All’s well that ends well. For a while, it looked like the argument last week between Cambridge’s Hubspot and Beta House co-founder Brian Del Vecchio over how startups should use Twitter—a debate carried out on Twitter itself, of course—was going to get ugly. Del Vecchio, known on Twitter as @Hybernaut, was bothered by the way Hubspot was using Twitter to gather a crowd for the taping of its Hubspot.tv show, where Twitter co-founder Biz Stone was an invited, but not confirmed, guest; he called it a “crass marketing gimmick” and said Hubspot was abusing the concept of a “tweetup,” a community gathering organized on Twitter. Local startup-watcher Tom Summit noticed the brewing “twitstorm” and contributed a guest Xconomist post about it.
But on Friday, Del Vecchio attended Hubspot’s tweetup—and so did Stone (known in Twitter lingo as @biz).

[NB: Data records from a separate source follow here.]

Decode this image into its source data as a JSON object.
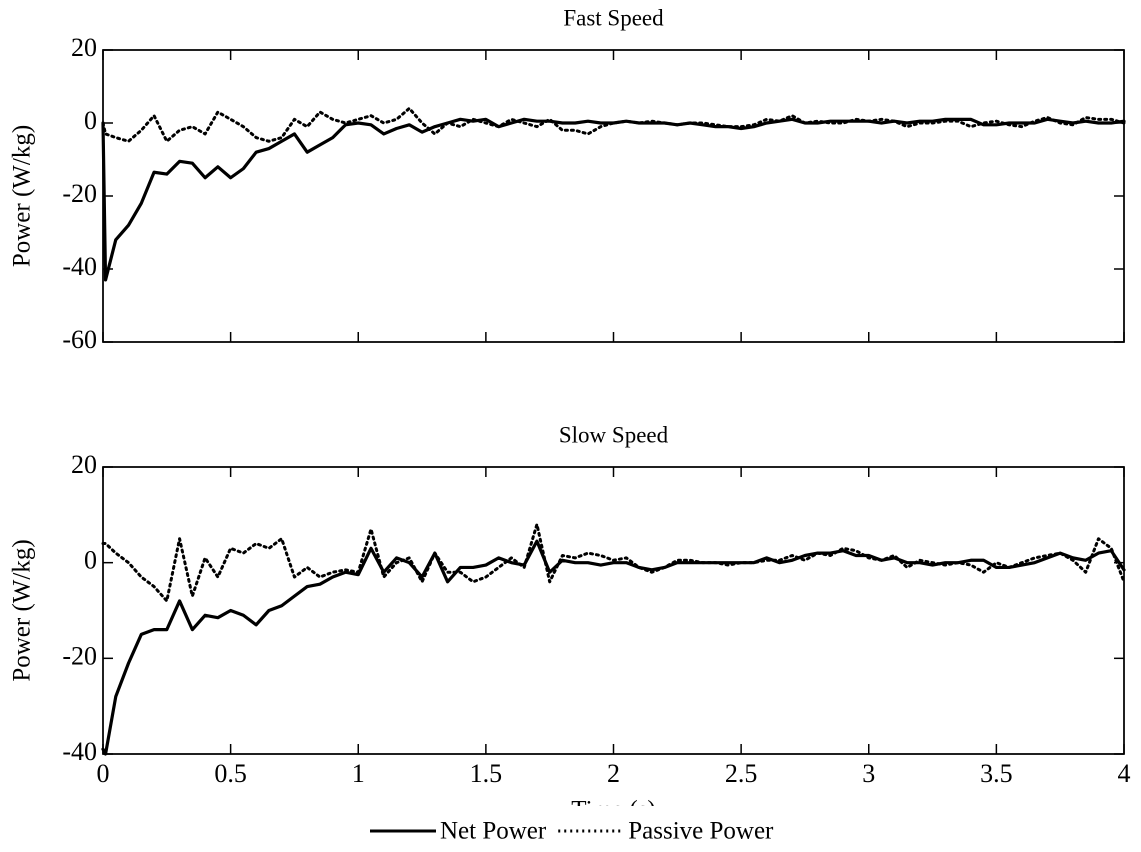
{
  "chart_data": [
    {
      "type": "line",
      "title": "Fast Speed",
      "ylabel": "Power (W/kg)",
      "x": [
        0,
        0.01,
        0.05,
        0.1,
        0.15,
        0.2,
        0.25,
        0.3,
        0.35,
        0.4,
        0.45,
        0.5,
        0.55,
        0.6,
        0.65,
        0.7,
        0.75,
        0.8,
        0.85,
        0.9,
        0.95,
        1.0,
        1.05,
        1.1,
        1.15,
        1.2,
        1.25,
        1.3,
        1.35,
        1.4,
        1.45,
        1.5,
        1.55,
        1.6,
        1.65,
        1.7,
        1.75,
        1.8,
        1.85,
        1.9,
        1.95,
        2.0,
        2.05,
        2.1,
        2.15,
        2.2,
        2.25,
        2.3,
        2.35,
        2.4,
        2.45,
        2.5,
        2.55,
        2.6,
        2.65,
        2.7,
        2.75,
        2.8,
        2.85,
        2.9,
        2.95,
        3.0,
        3.05,
        3.1,
        3.15,
        3.2,
        3.25,
        3.3,
        3.35,
        3.4,
        3.45,
        3.5,
        3.55,
        3.6,
        3.65,
        3.7,
        3.75,
        3.8,
        3.85,
        3.9,
        3.95,
        4.0
      ],
      "series": [
        {
          "name": "Net Power",
          "color": "#000000",
          "line_style": "solid",
          "values": [
            0,
            -43,
            -32,
            -28,
            -22,
            -13.5,
            -14,
            -10.5,
            -11,
            -15,
            -12,
            -15,
            -12.5,
            -8,
            -7,
            -5,
            -3,
            -8,
            -6,
            -4,
            -0.5,
            0,
            -0.5,
            -3,
            -1.5,
            -0.5,
            -2.5,
            -1,
            0,
            1,
            0.5,
            1,
            -1,
            0,
            1,
            0.5,
            0.5,
            0,
            0,
            0.5,
            0,
            0,
            0.5,
            0,
            0,
            0,
            -0.5,
            0,
            -0.5,
            -1,
            -1,
            -1.5,
            -1,
            0,
            0.5,
            1,
            0,
            0,
            0.5,
            0.5,
            0.5,
            0.5,
            0,
            0.5,
            0,
            0.5,
            0.5,
            1,
            1,
            1,
            -0.5,
            -0.5,
            0,
            0,
            0,
            1,
            0.5,
            0,
            0.5,
            0,
            0,
            0.5
          ]
        },
        {
          "name": "Passive Power",
          "color": "#000000",
          "line_style": "dotted",
          "values": [
            0,
            -3,
            -4,
            -5,
            -2,
            2,
            -5,
            -2,
            -1,
            -3,
            3,
            1,
            -1,
            -4,
            -5,
            -4,
            1,
            -1,
            3,
            1,
            0,
            1,
            2,
            0,
            1,
            4,
            0,
            -3,
            0,
            -1,
            1,
            0,
            -1,
            1,
            0,
            -1,
            1,
            -2,
            -2,
            -3,
            -1,
            0,
            0.5,
            0,
            0.5,
            0,
            -0.5,
            0,
            0,
            -0.5,
            -1,
            -1,
            -0.5,
            1,
            0.5,
            2,
            0,
            0.5,
            0,
            0,
            1,
            0.5,
            1,
            0.5,
            -1,
            0,
            0,
            0.5,
            0.5,
            -1,
            0,
            0.5,
            -0.5,
            -1,
            0.5,
            1.5,
            0,
            -0.5,
            1.5,
            1,
            1,
            0
          ]
        }
      ],
      "xlim": [
        0,
        4
      ],
      "xticks": [
        0,
        0.5,
        1,
        1.5,
        2,
        2.5,
        3,
        3.5,
        4
      ],
      "ylim": [
        -60,
        20
      ],
      "yticks": [
        20,
        0,
        -20,
        -40,
        -60
      ]
    },
    {
      "type": "line",
      "title": "Slow Speed",
      "ylabel": "Power (W/kg)",
      "xlabel": "Time (s)",
      "x": [
        0,
        0.01,
        0.05,
        0.1,
        0.15,
        0.2,
        0.25,
        0.3,
        0.35,
        0.4,
        0.45,
        0.5,
        0.55,
        0.6,
        0.65,
        0.7,
        0.75,
        0.8,
        0.85,
        0.9,
        0.95,
        1.0,
        1.05,
        1.1,
        1.15,
        1.2,
        1.25,
        1.3,
        1.35,
        1.4,
        1.45,
        1.5,
        1.55,
        1.6,
        1.65,
        1.7,
        1.75,
        1.8,
        1.85,
        1.9,
        1.95,
        2.0,
        2.05,
        2.1,
        2.15,
        2.2,
        2.25,
        2.3,
        2.35,
        2.4,
        2.45,
        2.5,
        2.55,
        2.6,
        2.65,
        2.7,
        2.75,
        2.8,
        2.85,
        2.9,
        2.95,
        3.0,
        3.05,
        3.1,
        3.15,
        3.2,
        3.25,
        3.3,
        3.35,
        3.4,
        3.45,
        3.5,
        3.55,
        3.6,
        3.65,
        3.7,
        3.75,
        3.8,
        3.85,
        3.9,
        3.95,
        4.0
      ],
      "series": [
        {
          "name": "Net Power",
          "color": "#000000",
          "line_style": "solid",
          "values": [
            -39,
            -40,
            -28,
            -21,
            -15,
            -14,
            -14,
            -8,
            -14,
            -11,
            -11.5,
            -10,
            -11,
            -13,
            -10,
            -9,
            -7,
            -5,
            -4.5,
            -3,
            -2,
            -2.5,
            3,
            -2,
            1,
            0,
            -3,
            2,
            -4,
            -1,
            -1,
            -0.5,
            1,
            0,
            -0.5,
            4.5,
            -2,
            0.5,
            0,
            0,
            -0.5,
            0,
            0,
            -1,
            -1.5,
            -1,
            0,
            0,
            0,
            0,
            0,
            0,
            0,
            1,
            0,
            0.5,
            1.5,
            2,
            2,
            2.5,
            1.5,
            1.5,
            0.5,
            1,
            0,
            0,
            -0.5,
            0,
            0,
            0.5,
            0.5,
            -1,
            -1,
            -0.5,
            0,
            1,
            2,
            1,
            0.5,
            2,
            2.5,
            -1.5
          ]
        },
        {
          "name": "Passive Power",
          "color": "#000000",
          "line_style": "dotted",
          "values": [
            4,
            4,
            2,
            0,
            -3,
            -5,
            -8,
            5,
            -7,
            1,
            -3,
            3,
            2,
            4,
            3,
            5,
            -3,
            -1,
            -3,
            -2,
            -1.5,
            -2,
            7,
            -3,
            0,
            1,
            -4,
            2,
            -2,
            -2,
            -4,
            -3,
            -1,
            1,
            -1,
            8,
            -4,
            1.5,
            1,
            2,
            1.5,
            0.5,
            1,
            -1,
            -2,
            -1,
            0.5,
            0.5,
            0,
            0,
            -0.5,
            0,
            0,
            0.5,
            0.5,
            1.5,
            0.5,
            2,
            1.5,
            3,
            2.5,
            1,
            0.5,
            1.5,
            -1,
            0.5,
            0,
            -0.5,
            0,
            -0.5,
            -2,
            0,
            -1,
            0,
            1,
            1.5,
            2,
            0.5,
            -2,
            5,
            3,
            -4
          ]
        }
      ],
      "xlim": [
        0,
        4
      ],
      "xticks": [
        0,
        0.5,
        1,
        1.5,
        2,
        2.5,
        3,
        3.5,
        4
      ],
      "ylim": [
        -40,
        20
      ],
      "yticks": [
        20,
        0,
        -20,
        -40
      ],
      "legend": "bottom"
    }
  ]
}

And in a followup comment posted on Xconomy and on his own blog Saturday, Del Vecchio said it was a worthwhile event, and that he’d made peace with the folks at Hubspot. “In retrospect my criticism was harsh and many of my concerns were unfounded,” Del Vecchio writes.

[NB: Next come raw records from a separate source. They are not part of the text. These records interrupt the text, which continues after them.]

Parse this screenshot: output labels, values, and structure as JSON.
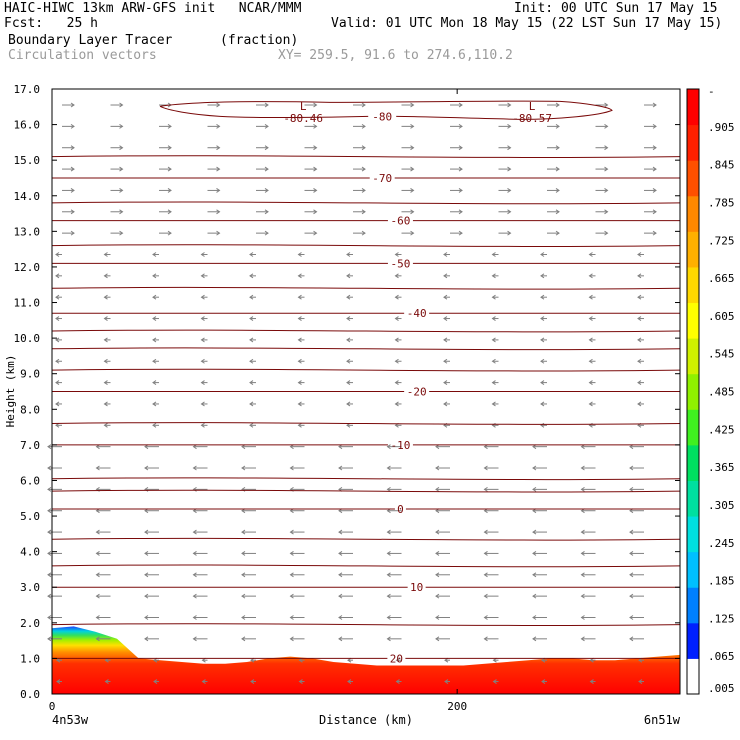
{
  "header": {
    "line1_left": "HAIC-HIWC 13km ARW-GFS init   NCAR/MMM",
    "line1_right": "Init: 00 UTC Sun 17 May 15",
    "line2_left": "Fcst:   25 h",
    "line2_right": "Valid: 01 UTC Mon 18 May 15 (22 LST Sun 17 May 15)",
    "line3_left": "Boundary Layer Tracer",
    "line3_units": "(fraction)",
    "line4_left": "Circulation vectors",
    "line4_right": "XY= 259.5, 91.6 to 274.6,110.2"
  },
  "colors": {
    "contour": "#7a0a0a",
    "vector": "#808080",
    "scale": [
      "#ffffff",
      "#0020ff",
      "#0080ff",
      "#00c0ff",
      "#00e0e0",
      "#00e0a0",
      "#00e060",
      "#40f020",
      "#90f000",
      "#d0f000",
      "#ffff00",
      "#ffd800",
      "#ffb000",
      "#ff8800",
      "#ff5000",
      "#ff2000",
      "#ff0000"
    ]
  },
  "chart_data": {
    "type": "cross-section",
    "xlabel": "Distance (km)",
    "ylabel": "Height (km)",
    "xlim": [
      0,
      310
    ],
    "ylim": [
      0,
      17
    ],
    "xticks": [
      {
        "value": 0,
        "label": "0"
      },
      {
        "value": 200,
        "label": "200"
      }
    ],
    "xends": {
      "left": "4n53w",
      "right": "6n51w"
    },
    "yticks": [
      "0.0",
      "1.0",
      "2.0",
      "3.0",
      "4.0",
      "5.0",
      "6.0",
      "7.0",
      "8.0",
      "9.0",
      "10.0",
      "11.0",
      "12.0",
      "13.0",
      "14.0",
      "15.0",
      "16.0",
      "17.0"
    ],
    "tracer_top_km": [
      1.85,
      1.9,
      1.75,
      1.55,
      1.0,
      0.95,
      0.9,
      0.85,
      0.85,
      0.9,
      1.0,
      1.05,
      1.0,
      0.9,
      0.85,
      0.8,
      0.8,
      0.8,
      0.8,
      0.8,
      0.85,
      0.9,
      0.95,
      1.0,
      1.0,
      0.95,
      0.95,
      1.0,
      1.05,
      1.1
    ],
    "temperature_contours": [
      {
        "label": "20",
        "height_km": 1.0,
        "label_x_km": 170
      },
      {
        "label": "10",
        "height_km": 3.0,
        "label_x_km": 180
      },
      {
        "label": "0",
        "height_km": 5.2,
        "label_x_km": 172
      },
      {
        "label": "-10",
        "height_km": 7.0,
        "label_x_km": 172
      },
      {
        "label": "-20",
        "height_km": 8.5,
        "label_x_km": 180
      },
      {
        "label": "-40",
        "height_km": 10.7,
        "label_x_km": 180
      },
      {
        "label": "-50",
        "height_km": 12.1,
        "label_x_km": 172
      },
      {
        "label": "-60",
        "height_km": 13.3,
        "label_x_km": 172
      },
      {
        "label": "-70",
        "height_km": 14.5,
        "label_x_km": 163
      },
      {
        "label": "-80",
        "height_km": 16.4,
        "label_x_km": 163
      }
    ],
    "minima": [
      {
        "marker": "L",
        "value": "-80.46",
        "x_km": 124,
        "height_km": 16.35
      },
      {
        "marker": "L",
        "value": "-80.57",
        "x_km": 237,
        "height_km": 16.35
      }
    ],
    "colorbar": {
      "labels": [
        "-",
        ".905",
        ".845",
        ".785",
        ".725",
        ".665",
        ".605",
        ".545",
        ".485",
        ".425",
        ".365",
        ".305",
        ".245",
        ".185",
        ".125",
        ".065",
        ".005"
      ]
    }
  }
}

The controversy went something like this:
When Del Vecchio saw Hubspot employees organizing a Twitter campaign last week to get people to come to its Friday Hubspot.tv gathering and to lobby Biz Stone himself to make an appearance—a tactic that had worked for the company with previous celebrities, including MC Hammer and Massachusetts Governor Deval Patrick—he felt that the company was perverting the idea of Tweetups. “I have attended and hosted about a dozen Boston-area tweetups in the past few years, and all had the common theme of Twitter friends meeting in person,” Del Vecchio explains in his comment. “The key here is community–people come to tweetups to build connections with people in a social setting, not to take advantage of amazing discounts or to listen to sales pitches from financial planners.”

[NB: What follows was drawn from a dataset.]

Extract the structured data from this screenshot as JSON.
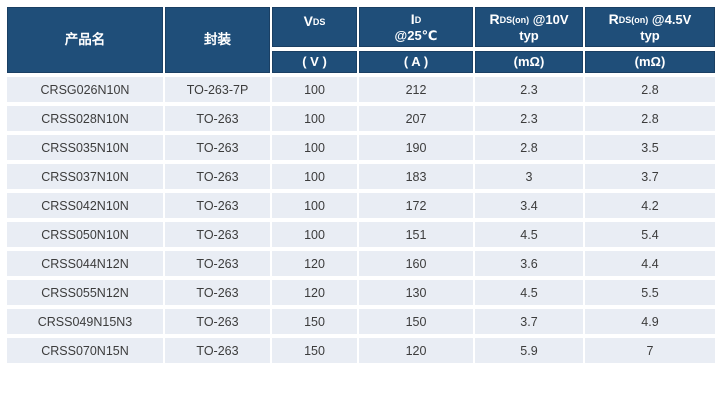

Del Vecchio felt that Hubspot was not only polluting the idea of a tweetup, but misleading potential attendees by using Biz Stone’s name to promote the event. Hubspot founder and CEO Dharmesh Shah, in his own comment on Summit’s post, responded to that charge, among others. “Should we have organized a gathering hoping that a celebrity (in this case @biz) would be there? And, should we have promoted it in the hopes that he’d join us? Honestly, I don’t understand what the issue with this is,” Shah wrote. “We made it clear that @biz was not confirmed, we were just ‘hoping.’ In fact, the idea behind all the twitter chatter was to hopefully convince him to come visit some of his company’s fans. I don’t see this as being that different from organizing any unofficial gathering of fans for any well-known figure.”
Shah also defended the company’s use of the “tweetup” label. “In our minds (and I checked Google), all a tweetup is [is] a meeting of a group of Twitter friends offline. I think our gathering qualifies as a tweetup.”
Del Vecchio, in his post-game summary, agrees that the Hubspot event qualified. But one larger issue at stake, as Tom Summit observed, was whether companies can legitimately participate in and add value to the Twittersphere.
Shah’s answer was an unequivocal yes. “I think twitter is great partly because of businesses,” he wrote. “Whether it’s to talk about product experiences, get support or lean more, users want to interact with businesses on Twitter. Commerce is part of our daily lives and I think it’s helpful to discuss our connection to businesses in social media too.”
Del Vecchio, if you read his final comment carefully, doesn’t come down strongly on one side or the other of that question. He says Hubspot’s tweetup didn’t strike him as crass or commercial. “The HubSpot team didn’t pitch or try to control the conversation–they merely provided a place and a friendly atmosphere for people to meet and talk,” he writes.
But he remains somewhat cautious toward Hubspot’s use of Twitter as part of its overall strategy of “inbound marketing”—the idea, as I explained in a 2007 profile, of converting people who interact with your brand online into actual customers. In particular, Del Vecchio suggests that Hubspot’s tradition of “invite-mobbing,” if it became widespread, would start to backfire on its practitioners.
“As Twitter becomes increasingly mainstream, I can easily imagine a Twitter-powered mob of thousands gathering, demanding the appearance of Tom Brady at someone’s wedding,” he writes. “The atmosphere will be quite different when the target—I mean ‘guest of honor’—doesn’t show up.”
Explaining his overall wariness toward Hubspot, Del Vecchio writes: “Everything HubSpot does to promote their own business and events is instruction for their clients: this is how it’s done. Their techniques become de facto standards, and so I feel it’s important to challenge their ethics and discuss their techniques before everyone copies them.”